Successful third-party publishing (3PP) is a marathon, not a sprint. Long-term planning and short-term action can enable you to achieve amazing things.
Long-Term Planning, Short-Term Designing

Successful third-party publishing (3PP) is a marathon, not a sprint. As in almost any industry, overnight successes rarely are what they seem. Overnight success is normally the culmination of many years of unnoticed or invisible hard work.

Long-term planning and short-term action can enable you achieve amazing things. They require focus, patience and persistence. All three of these things are in short supply in today's world. However, they are key to being a successful third-party publisher of role-playing games (or anything else for that matter).

The Dreaded Example

For example, take an upcoming release, the Dread Thingonomicon: at the time of writing, this mega book, our largest to date, is almost through its final development cycle. This book is massive. It comprises 476 pages crammed full of flavoursome lists designed for fantasy roleplaying games. Those 476 pages hold 267,467 lovingly crafted words. This book would not exist without long-term thinking and short-term action.

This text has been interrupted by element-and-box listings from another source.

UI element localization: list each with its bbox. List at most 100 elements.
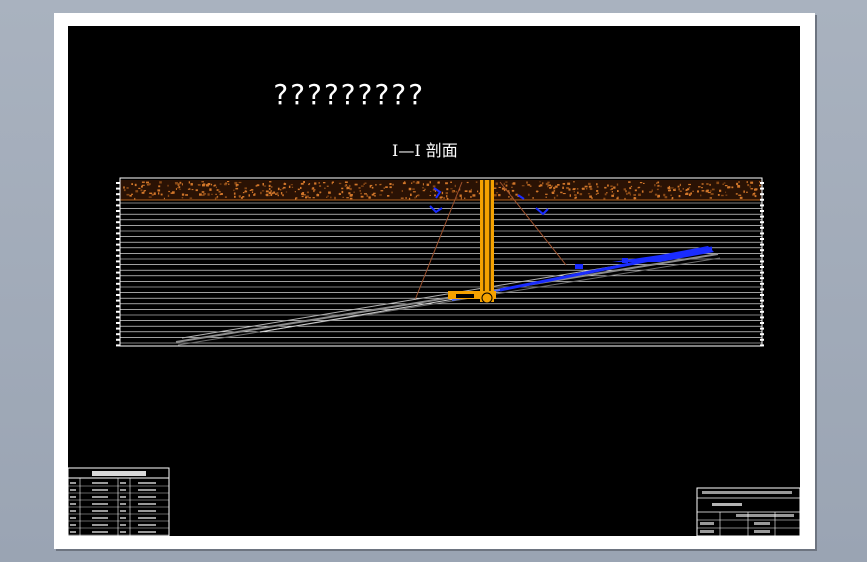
soil-grain: [512, 182, 516, 185]
legend-cell-mark: [138, 503, 156, 505]
strata-lines: [120, 202, 762, 344]
soil-grain: [613, 186, 616, 189]
soil-grain: [149, 192, 153, 194]
soil-grain: [349, 194, 353, 197]
soil-grain: [759, 184, 761, 187]
tick-mark: [116, 294, 120, 296]
soil-grain: [738, 181, 740, 183]
soil-grain: [719, 189, 722, 192]
soil-grain: [379, 194, 382, 196]
soil-grain: [547, 181, 550, 184]
soil-grain: [319, 185, 322, 187]
soil-grain: [642, 190, 644, 193]
soil-grain: [368, 196, 371, 199]
soil-grain: [701, 187, 703, 189]
tick-mark: [116, 238, 120, 240]
soil-grain: [175, 182, 178, 185]
legend-cell-mark: [70, 510, 76, 512]
soil-grain: [214, 184, 217, 186]
tick-mark: [116, 182, 120, 184]
soil-grain: [576, 188, 579, 190]
soil-grain: [678, 195, 681, 198]
soil-grain: [746, 181, 748, 184]
soil-grain: [268, 188, 271, 190]
soil-grain: [411, 182, 413, 184]
soil-grain: [338, 182, 342, 185]
soil-grain: [685, 192, 689, 195]
soil-grain: [424, 188, 426, 190]
soil-grain: [123, 189, 126, 192]
tick-mark: [116, 254, 120, 257]
soil-grain: [422, 187, 424, 189]
soil-grain: [379, 184, 381, 186]
soil-grain: [539, 181, 541, 183]
soil-grain: [596, 190, 599, 192]
soil-grain: [628, 181, 631, 183]
soil-grain: [585, 188, 588, 190]
soil-grain: [238, 195, 241, 197]
soil-grain: [151, 193, 154, 195]
soil-grain: [391, 191, 393, 194]
soil-grain: [344, 181, 348, 183]
soil-grain: [722, 183, 724, 185]
soil-grain: [158, 192, 160, 195]
soil-grain: [219, 193, 221, 196]
soil-grain: [626, 193, 628, 195]
soil-grain: [401, 190, 403, 192]
legend-cell-mark: [70, 482, 76, 484]
soil-grain: [624, 197, 626, 200]
soil-grain: [498, 186, 501, 188]
soil-grain: [657, 181, 660, 184]
tick-mark: [760, 299, 764, 302]
tick-mark: [760, 338, 764, 341]
tick-mark: [760, 305, 764, 308]
soil-grain: [205, 184, 208, 187]
soil-grain: [588, 182, 591, 185]
soil-grain: [725, 194, 728, 196]
soil-grain: [224, 196, 227, 198]
soil-grain: [562, 193, 566, 195]
soil-grain: [342, 196, 344, 198]
soil-grain: [553, 196, 556, 199]
legend-cell-mark: [92, 496, 108, 498]
legend-cell-mark: [120, 531, 126, 533]
tick-mark: [116, 232, 120, 235]
legend-cell-mark: [120, 503, 126, 505]
soil-grain: [607, 184, 609, 187]
tick-mark: [760, 215, 764, 218]
soil-grain: [657, 194, 660, 198]
legend-cell-mark: [120, 489, 126, 491]
soil-grain: [131, 193, 133, 195]
soil-grain: [266, 193, 269, 197]
soil-grain: [235, 184, 239, 186]
legend-cell-mark: [92, 482, 108, 484]
soil-grain: [179, 188, 181, 190]
tick-mark: [116, 327, 120, 330]
tick-mark: [116, 210, 120, 212]
legend-cell-mark: [120, 510, 126, 512]
soil-grain: [268, 184, 271, 188]
tick-mark: [760, 294, 764, 296]
soil-grain: [687, 188, 690, 191]
soil-grain: [639, 182, 643, 184]
soil-grain: [434, 190, 437, 192]
soil-grain: [305, 196, 308, 199]
tick-mark: [760, 277, 764, 280]
soil-grain: [443, 197, 445, 199]
soil-grain: [604, 193, 607, 196]
soil-grain: [554, 186, 556, 188]
soil-grain: [210, 183, 213, 186]
legend-cell-mark: [70, 489, 76, 491]
soil-grain: [364, 193, 367, 195]
soil-grain: [276, 192, 279, 195]
soil-grain: [141, 191, 145, 194]
soil-grain: [244, 187, 247, 190]
soil-grain: [649, 191, 652, 193]
soil-grain: [346, 186, 350, 190]
soil-grain: [263, 185, 267, 187]
soil-grain: [412, 188, 415, 190]
tick-mark: [760, 288, 764, 291]
soil-grain: [493, 187, 497, 189]
soil-grain: [371, 193, 375, 196]
soil-grain: [701, 183, 704, 185]
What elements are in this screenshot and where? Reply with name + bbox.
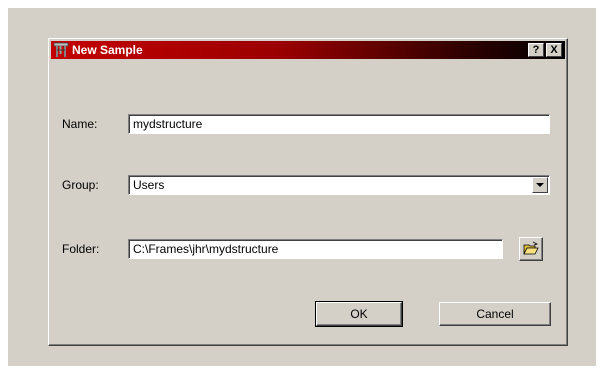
group-select[interactable]: Users (128, 175, 550, 195)
chevron-down-icon (536, 183, 544, 187)
ok-button[interactable]: OK (315, 301, 403, 327)
folder-field[interactable]: C:\Frames\jhr\mydstructure (128, 239, 503, 259)
background-window: New Sample ? X Name: mydstructure Group:… (8, 8, 596, 366)
folder-label: Folder: (62, 242, 100, 256)
new-sample-dialog: New Sample ? X Name: mydstructure Group:… (48, 38, 568, 346)
group-label: Group: (62, 178, 99, 192)
name-field[interactable]: mydstructure (128, 114, 550, 134)
cancel-button[interactable]: Cancel (439, 302, 551, 326)
structure-icon (53, 42, 69, 58)
title-bar[interactable]: New Sample ? X (51, 41, 565, 59)
help-button[interactable]: ? (528, 43, 544, 57)
name-field-value: mydstructure (133, 117, 203, 131)
group-dropdown-button[interactable] (532, 177, 548, 193)
name-label: Name: (62, 117, 98, 131)
close-button[interactable]: X (546, 43, 562, 57)
folder-open-icon (523, 241, 539, 255)
group-select-value: Users (133, 178, 165, 192)
dialog-title: New Sample (72, 43, 143, 57)
browse-folder-button[interactable] (519, 237, 543, 261)
folder-field-value: C:\Frames\jhr\mydstructure (133, 242, 279, 256)
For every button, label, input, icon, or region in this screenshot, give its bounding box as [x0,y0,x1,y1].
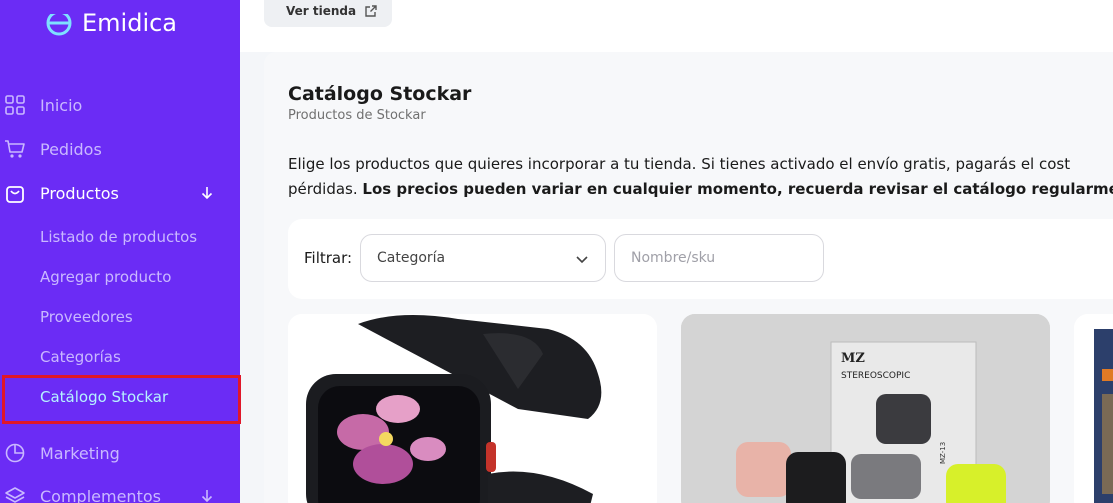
external-link-icon [365,4,377,17]
grid-icon [5,95,25,115]
sidebar: Emidica Inicio Pedidos Productos Listado… [0,0,241,503]
description-line-2: pérdidas. Los precios pueden variar en c… [288,177,1113,202]
product-image-partial [1074,314,1113,503]
description-bold-text: Los precios pueden variar en cualquier m… [362,180,1113,198]
product-card[interactable] [288,314,657,503]
box-brand-text: MZ [841,351,865,366]
layers-icon [5,487,25,503]
sidebar-item-label: Marketing [40,443,120,463]
ver-tienda-button[interactable]: Ver tienda [264,0,392,27]
bag-icon [6,186,24,203]
sidebar-item-label: Productos [40,183,119,203]
sidebar-item-marketing[interactable]: Marketing [0,433,240,473]
product-card[interactable] [1074,314,1113,503]
sidebar-item-label: Complementos [40,486,161,503]
sidebar-item-productos[interactable]: Productos [0,173,240,213]
product-card[interactable]: MZ STEREOSCOPIC MZ-13 [681,314,1050,503]
product-image-smartwatch [288,314,657,503]
name-sku-search-input[interactable] [614,234,824,282]
description-plain-text: pérdidas. [288,180,363,198]
ver-tienda-label: Ver tienda [286,3,357,18]
selection-highlight-box [2,375,241,424]
sidebar-item-label: Pedidos [40,139,102,159]
sidebar-item-pedidos[interactable]: Pedidos [0,129,240,169]
sidebar-item-label: Inicio [40,95,83,115]
category-select[interactable]: Categoría [360,234,606,282]
page-title: Catálogo Stockar [288,83,472,105]
brand-logo[interactable]: Emidica [44,8,177,38]
sidebar-subitem-listado[interactable]: Listado de productos [40,228,197,246]
catalog-description: Elige los productos que quieres incorpor… [288,152,1113,202]
logo-icon [46,10,72,36]
category-select-value: Categoría [377,250,446,266]
box-product-text: STEREOSCOPIC [841,371,910,381]
chevron-down-icon [576,256,588,264]
pie-chart-icon [5,443,25,463]
sidebar-item-inicio[interactable]: Inicio [0,85,240,125]
cart-icon [5,140,25,158]
main-content: Catálogo Stockar Productos de Stockar El… [264,52,1113,503]
arrow-down-icon [201,187,213,200]
sidebar-item-complementos[interactable]: Complementos [0,476,240,503]
filter-bar: Filtrar: Categoría [288,219,1113,299]
box-model-text: MZ-13 [939,442,947,464]
brand-name: Emidica [82,9,178,37]
top-bar: Ver tienda [240,0,1113,52]
sidebar-subitem-agregar[interactable]: Agregar producto [40,268,171,286]
filter-label: Filtrar: [304,249,353,267]
description-line-1: Elige los productos que quieres incorpor… [288,155,1071,173]
product-image-earbuds: MZ STEREOSCOPIC MZ-13 [681,314,1050,503]
page-subtitle: Productos de Stockar [288,108,426,123]
sidebar-subitem-proveedores[interactable]: Proveedores [40,308,133,326]
arrow-down-icon [201,490,213,503]
sidebar-subitem-categorias[interactable]: Categorías [40,348,121,366]
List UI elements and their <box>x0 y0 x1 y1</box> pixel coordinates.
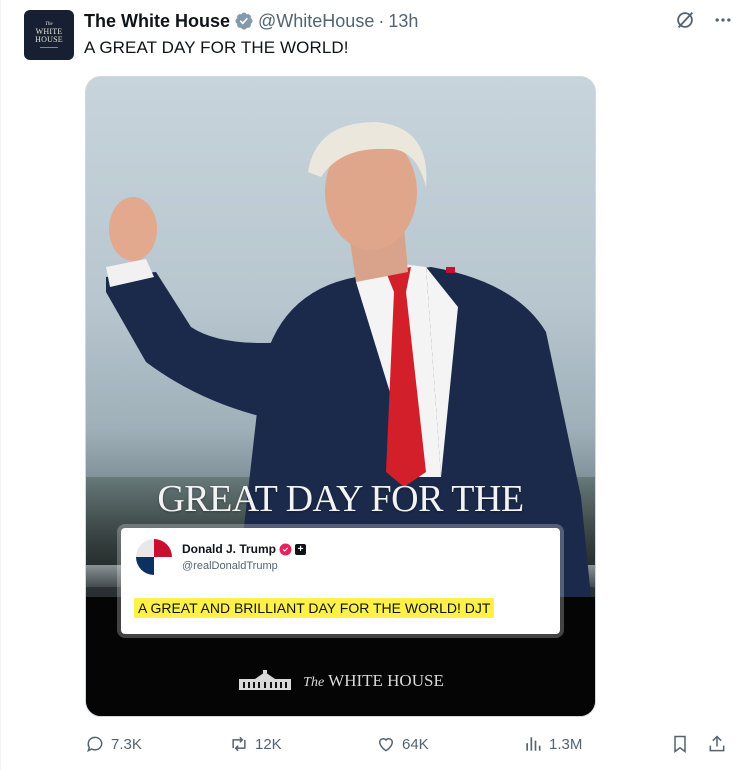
like-count: 64K <box>402 735 429 753</box>
quoted-avatar <box>136 539 172 575</box>
white-house-building-icon <box>239 670 292 690</box>
repost-icon <box>232 736 246 752</box>
post-action-bar: 7.3K 12K 64K 1.3M <box>85 732 735 756</box>
repost-button[interactable]: 12K <box>229 734 282 754</box>
quoted-handle: @realDonaldTrump <box>182 560 278 572</box>
views-icon <box>526 737 541 751</box>
post-text: A GREAT DAY FOR THE WORLD! <box>84 38 349 57</box>
reply-count: 7.3K <box>111 735 142 753</box>
views-count: 1.3M <box>549 735 583 753</box>
quoted-name-row: Donald J. Trump + <box>182 542 307 556</box>
quoted-name: Donald J. Trump <box>182 542 277 556</box>
like-button[interactable]: 64K <box>376 734 429 754</box>
post-time[interactable]: 13h <box>388 11 418 32</box>
more-icon[interactable] <box>711 8 735 32</box>
reply-button[interactable]: 7.3K <box>85 734 142 754</box>
post-header: The White House @WhiteHouse · 13h <box>84 10 418 32</box>
post-media[interactable]: GREAT DAY FOR THE WORLD Donald J. Trump … <box>85 76 596 717</box>
account-name[interactable]: The White House <box>84 11 230 32</box>
verified-icon[interactable] <box>234 11 254 31</box>
grok-icon[interactable] <box>673 8 697 32</box>
avatar-text-line3: HOUSE <box>35 35 63 44</box>
account-handle[interactable]: @WhiteHouse <box>258 11 374 32</box>
bookmark-icon <box>674 735 686 753</box>
quoted-badge-icon <box>279 543 292 555</box>
white-house-watermark: The WHITE HOUSE <box>86 670 595 692</box>
repost-count: 12K <box>255 735 282 753</box>
share-button[interactable] <box>707 734 727 754</box>
quoted-text: A GREAT AND BRILLIANT DAY FOR THE WORLD!… <box>134 598 495 618</box>
white-house-wordmark: The WHITE HOUSE <box>303 671 444 691</box>
wordmark-name: WHITE HOUSE <box>328 671 444 690</box>
timeline-border <box>0 0 1 770</box>
quoted-affiliation-icon: + <box>295 543 307 555</box>
share-icon <box>709 735 725 752</box>
avatar-rule <box>40 47 58 48</box>
bookmark-button[interactable] <box>670 734 690 754</box>
post-top-actions <box>673 8 735 32</box>
quoted-post-card: Donald J. Trump + @realDonaldTrump A GRE… <box>121 528 560 634</box>
account-avatar[interactable]: The WHITE HOUSE <box>24 10 74 60</box>
like-icon <box>378 738 394 752</box>
views-button[interactable]: 1.3M <box>523 734 582 754</box>
reply-icon <box>87 736 103 753</box>
wordmark-the: The <box>303 675 325 690</box>
separator: · <box>378 10 385 31</box>
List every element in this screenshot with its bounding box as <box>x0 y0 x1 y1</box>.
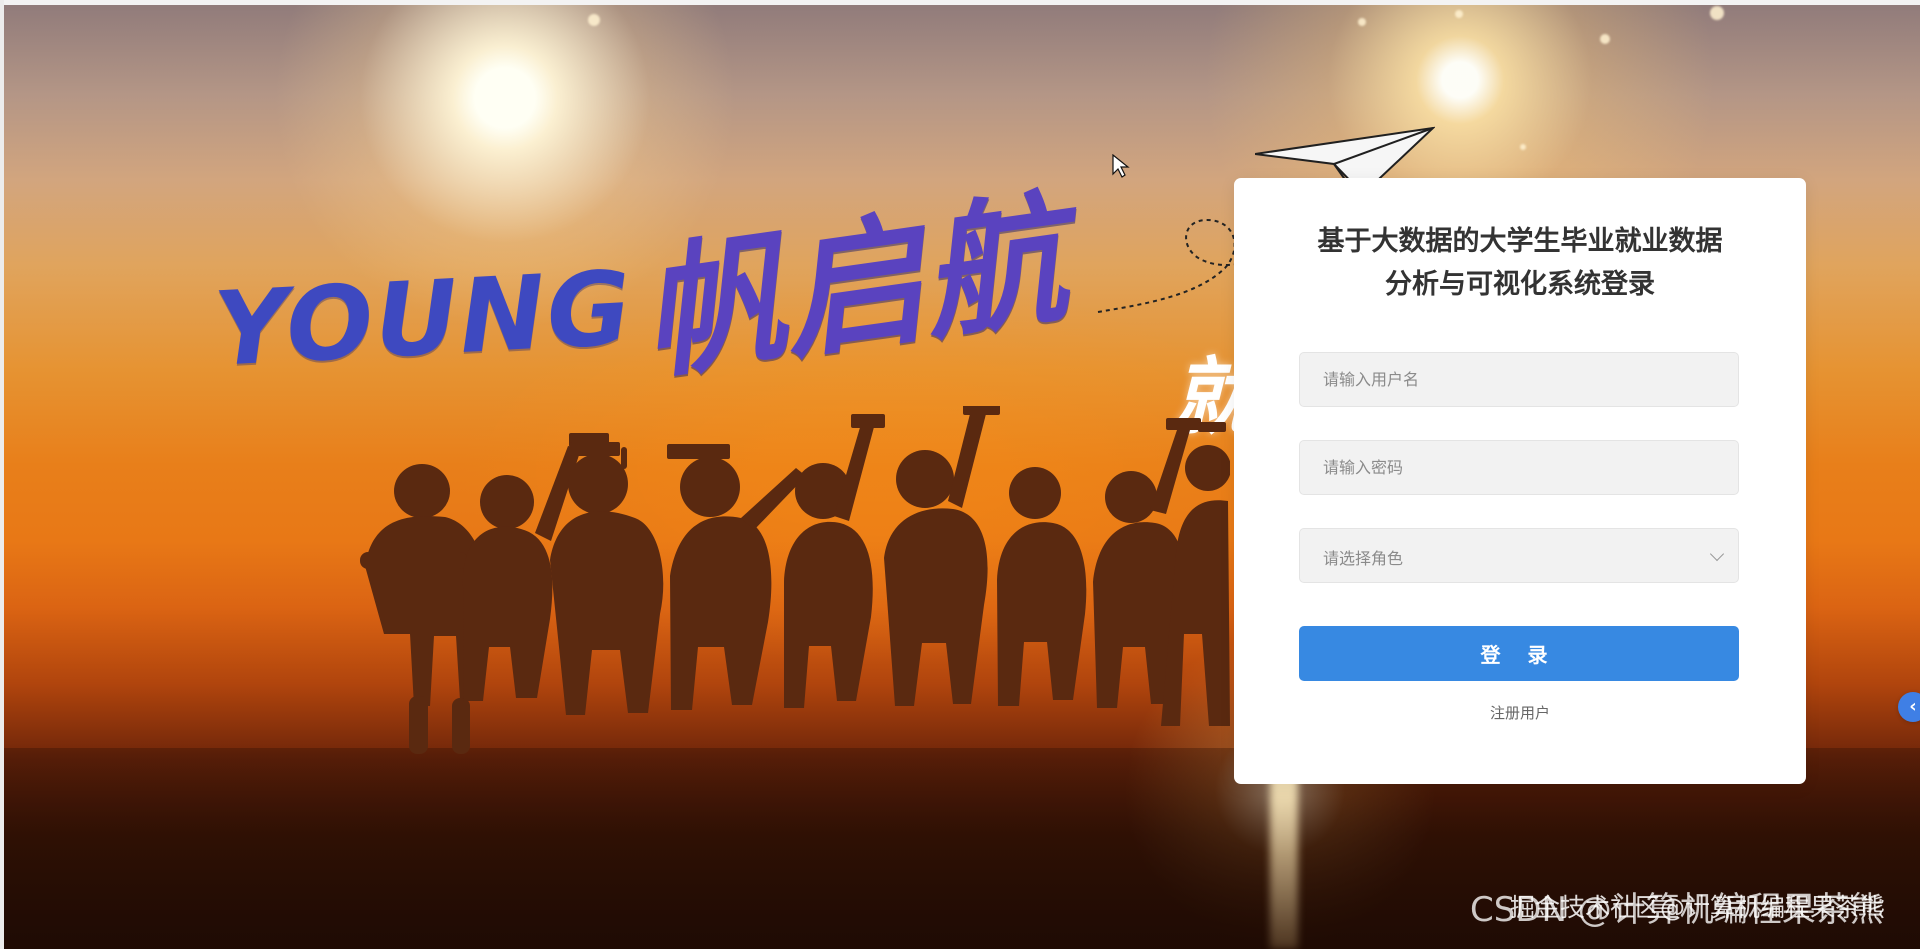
role-select[interactable]: 请选择角色 <box>1299 528 1739 583</box>
sparkle-dot <box>1358 18 1366 26</box>
password-field-wrapper <box>1299 440 1739 495</box>
register-link[interactable]: 注册用户 <box>1234 702 1806 723</box>
dashed-loop-icon <box>1097 218 1240 313</box>
role-placeholder: 请选择角色 <box>1323 549 1404 568</box>
chevron-left-icon: ‹ <box>1909 696 1917 717</box>
username-field-wrapper <box>1299 352 1739 407</box>
sparkle-dot <box>1520 144 1526 150</box>
sparkle-dot <box>1455 10 1463 18</box>
juejin-watermark: 掘金技术社区@计算机编程果茶熊 <box>1510 893 1886 922</box>
login-title-line-2: 分析与可视化系统登录 <box>1385 269 1655 300</box>
sparkle-dot <box>588 14 600 26</box>
side-toggle-button[interactable]: ‹ <box>1898 692 1920 722</box>
sparkle-dot <box>1600 34 1610 44</box>
top-edge <box>0 0 1920 5</box>
login-button[interactable]: 登 录 <box>1299 626 1739 681</box>
login-title-line-1: 基于大数据的大学生毕业就业数据 <box>1317 226 1723 257</box>
login-title: 基于大数据的大学生毕业就业数据 分析与可视化系统登录 <box>1296 220 1744 306</box>
login-card: 基于大数据的大学生毕业就业数据 分析与可视化系统登录 请选择角色 登 录 注册用… <box>1234 178 1806 784</box>
username-input[interactable] <box>1300 353 1738 406</box>
graduates-silhouette <box>360 406 1230 754</box>
hero-title: YOUNG <box>211 249 636 390</box>
password-input[interactable] <box>1300 441 1738 494</box>
sparkle-dot <box>1710 6 1724 20</box>
sun-reflection <box>1270 770 1298 949</box>
login-page: YOUNG 帆启航 就 基于大数据的大学生毕业就业数据 分析与可视化系统登录 请… <box>0 0 1920 949</box>
left-edge <box>0 0 4 949</box>
mouse-cursor-icon <box>1112 154 1130 178</box>
chevron-down-icon <box>1709 546 1725 562</box>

The book’s contents comprise the entire 20 Things line—all 73 instalments. It’s taken Raging Swan Press seven years to get to this point. If I’d always been thinking and acting in the short term this book would not exist. Instead, I acted in the short term by publishing the next instalment in the line while thinking long term—plotting the Dread Thingonomicon’s eventual release.

The Dread Thingonomicon is—in my mind—a strategic resource for Raging Swan Press. It’s evergreen. As a system-neutral book, it will never go out of date. As long as people play fantasy roleplaying games the book will be relevant. Potentially, it could be on sale for the rest of my life. That’s more than worth the investment of time and effort in long-term planning and short-term designing over the last seven years.

Running the Numbers

Long-term planning and short-term action can help you achieve amazing things. For example, if you wrote 500 words a day—every day—for a year you would have a manuscript of 182,500 words. That’s a sizeable book; 182,500 words is a daunting target, but breaking it down into tiny chunks and committing to designing every day gets you to your long-term goal. If you instead committed to 1,000 words a day you’d end up with a book even bigger than the Dread Thingonomicon in only a year!

Forward Progress

Forward progress is forward progress, no matter how slow. Over enough time, even the smallest progress adds up. The analogies are legion:

  • Many bricks make a wall.
  • Many grains of sand make a beach.
  • Many wildflowers make a meadow.
  • And so on

The Final Word

Act in the short term in pursuit of a long-term goal. Make incremental progress and keep your goal at the front of your mind. You’ll be amazed at what you can achieve.